If you plan to become a doctor like Rachel Tobin Yale, you are probably already enrolled in an undergraduate program with a major like Pre-Med or Biology.

Towards the end of that program, you will have to take the MCAT as part of your medical school application. It can be intimidating, but you can earn a good score if you properly prepare.

MCAT Basics

MCAT stands for Medical College Admission Test. Medical students have been taking this exam for almost 100 years. The MCAT has four sections that cover your analytical skills as well as your knowledge of chemistry, biology and psychology.

It is a significant part of getting into medical school. If your school application is successful and you excel in school, you could work your way up to being on a Head of School Search Committee.

Logistics of Taking the MCAT

You will typically take the MCAT the same year that you submit your med school application. You have to register to take the test at a designated location. There are usually a few dozen dates to choose from throughout the year.

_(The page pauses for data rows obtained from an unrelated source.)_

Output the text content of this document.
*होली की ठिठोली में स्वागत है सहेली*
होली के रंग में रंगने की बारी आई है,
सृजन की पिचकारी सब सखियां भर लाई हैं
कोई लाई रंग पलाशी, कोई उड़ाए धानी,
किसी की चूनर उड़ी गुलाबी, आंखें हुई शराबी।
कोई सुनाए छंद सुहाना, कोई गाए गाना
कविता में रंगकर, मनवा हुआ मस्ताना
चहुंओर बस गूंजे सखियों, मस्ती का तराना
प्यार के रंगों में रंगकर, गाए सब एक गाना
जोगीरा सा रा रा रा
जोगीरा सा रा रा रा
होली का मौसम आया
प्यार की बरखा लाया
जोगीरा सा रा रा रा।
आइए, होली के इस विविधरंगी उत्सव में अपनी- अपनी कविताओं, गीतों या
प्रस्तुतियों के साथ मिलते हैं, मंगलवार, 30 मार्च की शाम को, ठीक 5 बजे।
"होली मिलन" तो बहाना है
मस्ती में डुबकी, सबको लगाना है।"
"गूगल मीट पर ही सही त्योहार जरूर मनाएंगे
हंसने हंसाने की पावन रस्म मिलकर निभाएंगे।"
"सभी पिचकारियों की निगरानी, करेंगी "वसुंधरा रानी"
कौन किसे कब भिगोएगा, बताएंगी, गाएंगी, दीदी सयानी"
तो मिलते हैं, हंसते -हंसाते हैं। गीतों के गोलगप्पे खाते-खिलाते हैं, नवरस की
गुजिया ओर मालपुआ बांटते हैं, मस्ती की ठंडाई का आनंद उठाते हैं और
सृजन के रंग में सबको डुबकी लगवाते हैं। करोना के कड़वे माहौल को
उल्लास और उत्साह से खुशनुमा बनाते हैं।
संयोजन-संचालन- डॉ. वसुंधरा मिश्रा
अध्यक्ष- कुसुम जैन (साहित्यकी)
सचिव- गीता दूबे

Plan to block out the whole day to take your test because it is over seven hours long. You should register for the MCAT by the fall of the year you plan to apply to med school because it can take around one month to find out your MCAT score after taking the test.

It costs over $300 to register, but the Association of American Medical Colleges (AAMC) may pay for the fee if you meet their financial requirements.

MCAT Scoring System

You can earn a score between 118 and 132 in each section, so your total score will be between 472 and 528. Most people accepted to med school have a score of 510 or better.

However, your MCAT score will only be one component of your application. If your score is lower, you may still be accepted to medical school if the rest of your application is strong.

Getting Ready To Take the Test

Your undergraduate education is the most important part of preparing to take the test. If you took most of the freshman-level science courses at your school, you will have the information you need to score well on the MCAT.

Several test-prep companies can help you brush up on your knowledge and take practice exams for a fee. Some of these resources are also available for free through the AAMC.

You can purchase some MCAT test prep books to supplement your test prep as well. Just make sure that the books you choose were published or updated in the last few years.